There is a tariff, too, for substitutes—​a plan which might commend itself to our wealthier homicides. But our Celestial neighbours across the Pacific prefer killing the doomed by not allowing them to sleep, or starving them to death in cages or straightened limits, in which they are exhibited during the process of skeleton-formation, in peripatetic rambles on the shoulders of the local deputy sheriffs.

And chopping them deliberately into fragments, at intervals of an hour or so, is much to their taste. There is a cage, part of the spolia opima of the first Chinese war, among the archives of the Royal Artillery, at Madras, India, in which they carried about Colonel Rowlandson, and the London Times had a liberal annual payment on its pension list for the family of Mr. Bowles, a special correspondent, similarly disposed of just before the last Chinese war.

The torturing propensities of the pleasing red man, whom Cooper immortalised, and Custer has occasionally assisted to the happy hunting grounds, are too well known to require much notice.

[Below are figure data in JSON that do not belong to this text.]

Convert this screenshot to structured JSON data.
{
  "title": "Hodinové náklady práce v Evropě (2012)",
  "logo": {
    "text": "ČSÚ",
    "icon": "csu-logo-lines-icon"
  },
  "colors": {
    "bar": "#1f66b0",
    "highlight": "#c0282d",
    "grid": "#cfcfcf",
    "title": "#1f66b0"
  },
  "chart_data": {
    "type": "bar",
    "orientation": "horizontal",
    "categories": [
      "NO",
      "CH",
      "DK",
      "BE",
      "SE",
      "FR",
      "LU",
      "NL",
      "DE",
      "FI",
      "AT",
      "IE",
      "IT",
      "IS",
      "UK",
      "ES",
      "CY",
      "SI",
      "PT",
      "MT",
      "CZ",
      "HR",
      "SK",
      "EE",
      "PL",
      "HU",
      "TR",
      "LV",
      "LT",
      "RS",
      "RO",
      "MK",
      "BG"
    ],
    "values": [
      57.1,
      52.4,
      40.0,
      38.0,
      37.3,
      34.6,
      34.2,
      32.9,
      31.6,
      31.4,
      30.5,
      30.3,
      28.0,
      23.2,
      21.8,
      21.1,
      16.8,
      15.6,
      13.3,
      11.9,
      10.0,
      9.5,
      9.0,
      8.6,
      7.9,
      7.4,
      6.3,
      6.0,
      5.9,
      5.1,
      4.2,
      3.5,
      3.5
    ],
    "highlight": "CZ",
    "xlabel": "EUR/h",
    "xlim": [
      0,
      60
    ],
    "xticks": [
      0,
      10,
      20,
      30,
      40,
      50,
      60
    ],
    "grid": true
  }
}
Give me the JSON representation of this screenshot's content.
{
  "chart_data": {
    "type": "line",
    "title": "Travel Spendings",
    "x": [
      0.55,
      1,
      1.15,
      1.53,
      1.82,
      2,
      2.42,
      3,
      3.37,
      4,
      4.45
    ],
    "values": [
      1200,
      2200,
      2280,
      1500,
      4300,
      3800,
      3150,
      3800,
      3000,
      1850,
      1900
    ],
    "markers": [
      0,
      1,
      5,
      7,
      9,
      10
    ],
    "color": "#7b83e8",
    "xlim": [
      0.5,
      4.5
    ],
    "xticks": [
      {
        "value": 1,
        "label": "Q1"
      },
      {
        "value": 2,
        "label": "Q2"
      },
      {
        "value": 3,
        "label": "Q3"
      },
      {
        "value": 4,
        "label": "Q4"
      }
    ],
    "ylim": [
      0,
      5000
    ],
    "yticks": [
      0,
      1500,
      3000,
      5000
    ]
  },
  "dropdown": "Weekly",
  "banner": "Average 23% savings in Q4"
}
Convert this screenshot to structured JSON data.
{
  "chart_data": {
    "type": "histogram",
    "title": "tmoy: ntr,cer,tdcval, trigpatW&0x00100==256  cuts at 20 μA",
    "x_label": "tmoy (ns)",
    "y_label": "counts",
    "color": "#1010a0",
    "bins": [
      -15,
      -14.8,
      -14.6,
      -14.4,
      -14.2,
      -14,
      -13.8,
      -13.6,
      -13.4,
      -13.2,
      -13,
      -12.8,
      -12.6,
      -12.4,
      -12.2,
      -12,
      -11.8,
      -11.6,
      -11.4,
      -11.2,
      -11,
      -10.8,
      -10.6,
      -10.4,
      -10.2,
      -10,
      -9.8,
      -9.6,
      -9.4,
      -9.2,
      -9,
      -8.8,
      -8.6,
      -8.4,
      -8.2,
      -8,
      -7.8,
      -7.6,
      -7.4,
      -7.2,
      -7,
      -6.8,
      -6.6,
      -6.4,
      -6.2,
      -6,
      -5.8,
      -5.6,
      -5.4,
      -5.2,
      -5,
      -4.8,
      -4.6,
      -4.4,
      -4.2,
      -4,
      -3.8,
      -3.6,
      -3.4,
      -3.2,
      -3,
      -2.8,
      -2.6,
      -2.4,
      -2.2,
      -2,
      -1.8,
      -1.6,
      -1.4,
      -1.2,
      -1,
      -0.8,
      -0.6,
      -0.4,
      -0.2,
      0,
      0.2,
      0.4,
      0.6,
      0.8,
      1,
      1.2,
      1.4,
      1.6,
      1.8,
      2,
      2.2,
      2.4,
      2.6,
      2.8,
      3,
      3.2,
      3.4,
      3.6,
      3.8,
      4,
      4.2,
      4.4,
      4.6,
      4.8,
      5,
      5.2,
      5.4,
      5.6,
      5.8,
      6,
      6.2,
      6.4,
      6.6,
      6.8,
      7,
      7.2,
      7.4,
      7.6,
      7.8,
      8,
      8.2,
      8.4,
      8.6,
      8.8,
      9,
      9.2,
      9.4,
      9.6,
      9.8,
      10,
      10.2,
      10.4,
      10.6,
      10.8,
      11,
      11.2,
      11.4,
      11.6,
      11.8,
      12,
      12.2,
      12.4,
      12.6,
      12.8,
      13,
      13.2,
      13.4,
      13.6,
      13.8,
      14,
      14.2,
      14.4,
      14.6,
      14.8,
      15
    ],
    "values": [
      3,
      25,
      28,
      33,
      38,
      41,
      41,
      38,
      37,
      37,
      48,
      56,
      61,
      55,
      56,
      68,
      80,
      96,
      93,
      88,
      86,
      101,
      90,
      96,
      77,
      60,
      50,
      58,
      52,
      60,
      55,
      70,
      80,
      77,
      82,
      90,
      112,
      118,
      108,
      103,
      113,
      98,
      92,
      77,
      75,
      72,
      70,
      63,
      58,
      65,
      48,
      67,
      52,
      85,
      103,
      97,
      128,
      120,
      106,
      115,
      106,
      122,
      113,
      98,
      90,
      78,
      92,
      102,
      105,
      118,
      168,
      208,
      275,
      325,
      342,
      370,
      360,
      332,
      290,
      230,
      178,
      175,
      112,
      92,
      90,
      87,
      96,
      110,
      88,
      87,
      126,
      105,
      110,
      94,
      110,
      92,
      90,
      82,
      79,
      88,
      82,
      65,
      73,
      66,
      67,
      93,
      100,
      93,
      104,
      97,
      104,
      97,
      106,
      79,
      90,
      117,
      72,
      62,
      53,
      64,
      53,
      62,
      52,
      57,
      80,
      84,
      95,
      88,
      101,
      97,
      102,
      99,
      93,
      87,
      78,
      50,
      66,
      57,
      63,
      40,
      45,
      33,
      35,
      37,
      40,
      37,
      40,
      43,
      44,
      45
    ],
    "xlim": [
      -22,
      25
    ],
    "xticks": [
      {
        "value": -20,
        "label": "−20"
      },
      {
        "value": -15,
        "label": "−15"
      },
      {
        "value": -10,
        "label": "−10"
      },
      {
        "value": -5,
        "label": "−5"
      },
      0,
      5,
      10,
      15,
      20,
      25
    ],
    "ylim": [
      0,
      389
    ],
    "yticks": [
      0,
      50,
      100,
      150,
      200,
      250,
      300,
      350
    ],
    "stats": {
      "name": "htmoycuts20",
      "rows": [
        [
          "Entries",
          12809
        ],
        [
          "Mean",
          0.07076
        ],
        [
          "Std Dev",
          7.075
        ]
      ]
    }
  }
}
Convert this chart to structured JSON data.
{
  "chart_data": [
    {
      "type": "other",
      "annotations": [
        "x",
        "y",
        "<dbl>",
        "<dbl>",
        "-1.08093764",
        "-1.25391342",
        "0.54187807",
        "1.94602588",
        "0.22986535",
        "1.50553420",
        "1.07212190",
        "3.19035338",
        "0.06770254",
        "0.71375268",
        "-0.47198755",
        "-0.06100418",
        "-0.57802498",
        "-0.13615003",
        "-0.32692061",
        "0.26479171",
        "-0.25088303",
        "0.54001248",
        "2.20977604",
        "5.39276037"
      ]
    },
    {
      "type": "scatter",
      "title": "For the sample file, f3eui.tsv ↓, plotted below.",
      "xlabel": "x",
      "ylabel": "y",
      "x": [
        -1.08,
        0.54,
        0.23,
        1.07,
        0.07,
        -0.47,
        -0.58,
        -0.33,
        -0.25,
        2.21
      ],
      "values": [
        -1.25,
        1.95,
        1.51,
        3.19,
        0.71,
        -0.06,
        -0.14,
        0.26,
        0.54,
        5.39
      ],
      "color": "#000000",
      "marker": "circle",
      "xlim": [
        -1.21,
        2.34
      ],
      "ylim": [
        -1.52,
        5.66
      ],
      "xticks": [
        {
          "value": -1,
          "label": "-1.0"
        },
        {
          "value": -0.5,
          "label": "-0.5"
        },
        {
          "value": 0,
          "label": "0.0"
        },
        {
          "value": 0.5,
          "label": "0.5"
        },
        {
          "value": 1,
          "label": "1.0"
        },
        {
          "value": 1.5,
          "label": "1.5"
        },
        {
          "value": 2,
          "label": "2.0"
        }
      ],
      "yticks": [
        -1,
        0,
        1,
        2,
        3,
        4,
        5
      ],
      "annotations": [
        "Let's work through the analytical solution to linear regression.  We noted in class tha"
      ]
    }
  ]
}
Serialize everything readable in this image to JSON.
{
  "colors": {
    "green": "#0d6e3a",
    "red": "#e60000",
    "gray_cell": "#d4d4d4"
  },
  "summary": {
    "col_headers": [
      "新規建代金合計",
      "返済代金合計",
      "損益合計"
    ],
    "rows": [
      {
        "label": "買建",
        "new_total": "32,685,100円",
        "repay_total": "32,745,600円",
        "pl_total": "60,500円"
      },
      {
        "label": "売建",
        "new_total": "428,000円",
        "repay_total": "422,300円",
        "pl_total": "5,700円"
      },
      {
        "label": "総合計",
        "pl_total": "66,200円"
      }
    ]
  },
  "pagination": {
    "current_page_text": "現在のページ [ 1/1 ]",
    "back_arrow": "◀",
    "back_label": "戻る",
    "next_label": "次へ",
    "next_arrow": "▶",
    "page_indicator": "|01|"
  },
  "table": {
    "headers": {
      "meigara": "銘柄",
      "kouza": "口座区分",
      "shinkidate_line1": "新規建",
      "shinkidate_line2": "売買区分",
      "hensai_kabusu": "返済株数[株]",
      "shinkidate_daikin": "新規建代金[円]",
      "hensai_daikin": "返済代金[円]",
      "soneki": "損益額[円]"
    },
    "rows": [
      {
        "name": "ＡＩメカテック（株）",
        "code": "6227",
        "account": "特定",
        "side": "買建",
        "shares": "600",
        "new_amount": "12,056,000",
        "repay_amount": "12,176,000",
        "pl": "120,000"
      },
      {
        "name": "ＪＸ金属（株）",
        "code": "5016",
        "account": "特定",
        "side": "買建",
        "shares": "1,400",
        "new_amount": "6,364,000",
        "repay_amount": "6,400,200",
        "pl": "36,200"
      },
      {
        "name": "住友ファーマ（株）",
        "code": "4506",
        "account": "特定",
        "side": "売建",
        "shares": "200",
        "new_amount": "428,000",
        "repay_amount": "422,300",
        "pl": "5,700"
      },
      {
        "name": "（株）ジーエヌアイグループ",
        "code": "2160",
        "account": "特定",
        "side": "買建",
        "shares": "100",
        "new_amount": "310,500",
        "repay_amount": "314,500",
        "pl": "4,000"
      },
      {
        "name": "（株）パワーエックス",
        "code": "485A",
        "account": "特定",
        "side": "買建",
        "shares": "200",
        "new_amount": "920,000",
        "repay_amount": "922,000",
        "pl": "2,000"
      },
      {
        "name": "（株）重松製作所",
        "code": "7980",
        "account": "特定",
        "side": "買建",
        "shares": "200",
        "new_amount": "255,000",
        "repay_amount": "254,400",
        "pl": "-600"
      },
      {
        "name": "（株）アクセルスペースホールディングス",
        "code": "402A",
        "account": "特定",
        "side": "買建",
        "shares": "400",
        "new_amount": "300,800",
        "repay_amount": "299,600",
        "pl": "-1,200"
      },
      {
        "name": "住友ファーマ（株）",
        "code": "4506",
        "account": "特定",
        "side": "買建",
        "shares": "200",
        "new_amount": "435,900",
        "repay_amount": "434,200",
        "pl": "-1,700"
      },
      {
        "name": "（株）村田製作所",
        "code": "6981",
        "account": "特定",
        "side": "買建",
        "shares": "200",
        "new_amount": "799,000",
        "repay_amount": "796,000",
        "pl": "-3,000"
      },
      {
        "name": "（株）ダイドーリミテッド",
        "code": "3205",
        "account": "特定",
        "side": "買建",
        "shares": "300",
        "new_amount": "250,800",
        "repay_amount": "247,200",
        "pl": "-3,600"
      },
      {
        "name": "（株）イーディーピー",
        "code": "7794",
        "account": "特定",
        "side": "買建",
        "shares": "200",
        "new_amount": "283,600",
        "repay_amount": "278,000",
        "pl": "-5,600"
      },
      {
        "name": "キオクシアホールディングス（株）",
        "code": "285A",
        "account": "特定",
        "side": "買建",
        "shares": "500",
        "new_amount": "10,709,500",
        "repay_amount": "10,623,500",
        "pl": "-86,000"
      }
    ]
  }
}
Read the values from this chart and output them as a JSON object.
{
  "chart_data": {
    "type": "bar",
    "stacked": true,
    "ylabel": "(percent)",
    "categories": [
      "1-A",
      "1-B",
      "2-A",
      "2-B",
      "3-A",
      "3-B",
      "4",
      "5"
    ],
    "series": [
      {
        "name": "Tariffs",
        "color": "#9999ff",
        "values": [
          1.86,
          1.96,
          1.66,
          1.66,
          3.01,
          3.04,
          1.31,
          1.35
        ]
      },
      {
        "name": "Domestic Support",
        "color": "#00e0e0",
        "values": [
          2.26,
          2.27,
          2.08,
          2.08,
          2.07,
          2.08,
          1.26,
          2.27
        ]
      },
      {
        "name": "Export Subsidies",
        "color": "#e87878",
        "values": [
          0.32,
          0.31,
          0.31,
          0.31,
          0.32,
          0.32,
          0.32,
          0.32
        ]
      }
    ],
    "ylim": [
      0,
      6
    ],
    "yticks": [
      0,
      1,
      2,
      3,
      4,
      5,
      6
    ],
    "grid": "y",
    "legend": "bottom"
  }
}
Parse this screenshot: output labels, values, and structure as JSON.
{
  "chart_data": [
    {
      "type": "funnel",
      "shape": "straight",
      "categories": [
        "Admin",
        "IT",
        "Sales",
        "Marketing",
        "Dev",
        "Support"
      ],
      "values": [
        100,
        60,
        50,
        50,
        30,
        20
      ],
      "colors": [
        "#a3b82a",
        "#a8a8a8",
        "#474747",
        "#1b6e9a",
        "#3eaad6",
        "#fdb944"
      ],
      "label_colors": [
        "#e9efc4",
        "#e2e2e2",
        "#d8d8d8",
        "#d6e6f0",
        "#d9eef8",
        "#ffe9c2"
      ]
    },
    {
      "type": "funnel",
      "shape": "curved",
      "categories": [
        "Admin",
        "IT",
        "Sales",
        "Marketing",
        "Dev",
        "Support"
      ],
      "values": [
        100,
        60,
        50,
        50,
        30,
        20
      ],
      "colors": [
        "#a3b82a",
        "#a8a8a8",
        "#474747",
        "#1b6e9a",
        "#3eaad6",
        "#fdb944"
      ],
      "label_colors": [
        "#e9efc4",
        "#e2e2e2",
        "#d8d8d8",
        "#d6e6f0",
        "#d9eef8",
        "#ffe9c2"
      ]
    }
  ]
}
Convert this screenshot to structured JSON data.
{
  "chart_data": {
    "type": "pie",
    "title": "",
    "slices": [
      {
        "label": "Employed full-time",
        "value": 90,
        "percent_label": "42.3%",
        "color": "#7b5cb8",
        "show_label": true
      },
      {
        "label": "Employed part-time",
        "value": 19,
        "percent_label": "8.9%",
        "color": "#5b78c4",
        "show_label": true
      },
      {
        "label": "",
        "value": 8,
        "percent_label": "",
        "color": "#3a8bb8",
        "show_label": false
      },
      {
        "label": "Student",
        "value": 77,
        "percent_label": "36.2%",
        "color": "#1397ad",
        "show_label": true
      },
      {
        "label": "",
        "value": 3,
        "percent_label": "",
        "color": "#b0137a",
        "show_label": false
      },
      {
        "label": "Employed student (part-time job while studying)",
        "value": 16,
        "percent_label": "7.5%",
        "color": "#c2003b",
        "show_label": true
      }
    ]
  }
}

The use of fire is a prominent feature in their social circles, complicated with the facetious tomahawk and the insinuating scalping-knife. But we know the Modocs, the Sioux, and others like them, only too well.

The Assyrians, Medes and Persians, ancient Egyptians, and other Orientals seemed to have employed similar agencies to their Israelitish neighbours for lopping off the rotten branches of their family trees.

The processes are faithfully depicted and chiselled on the walls of Thebes, Persepolis, and Nineveh.

The Greeks were somewhat tender-hearted in some cases; for instance, they allowed Socrates to poison himself comfortably among his friends.

They objected to parricides, however, and for them reserved a punishment adopted from the Egyptians, like their alphabet, and naturalised at a later date by the Romans. They confined the too impetuous slayer of his father in a bag with a snake, a monkey, and a cat, to keep him company, and then gently dropped the congenial party into the sea.

The Romans seem first to have hit on the idea of crucifixion, a singularly torturing refinement of internal, external, and mental pain.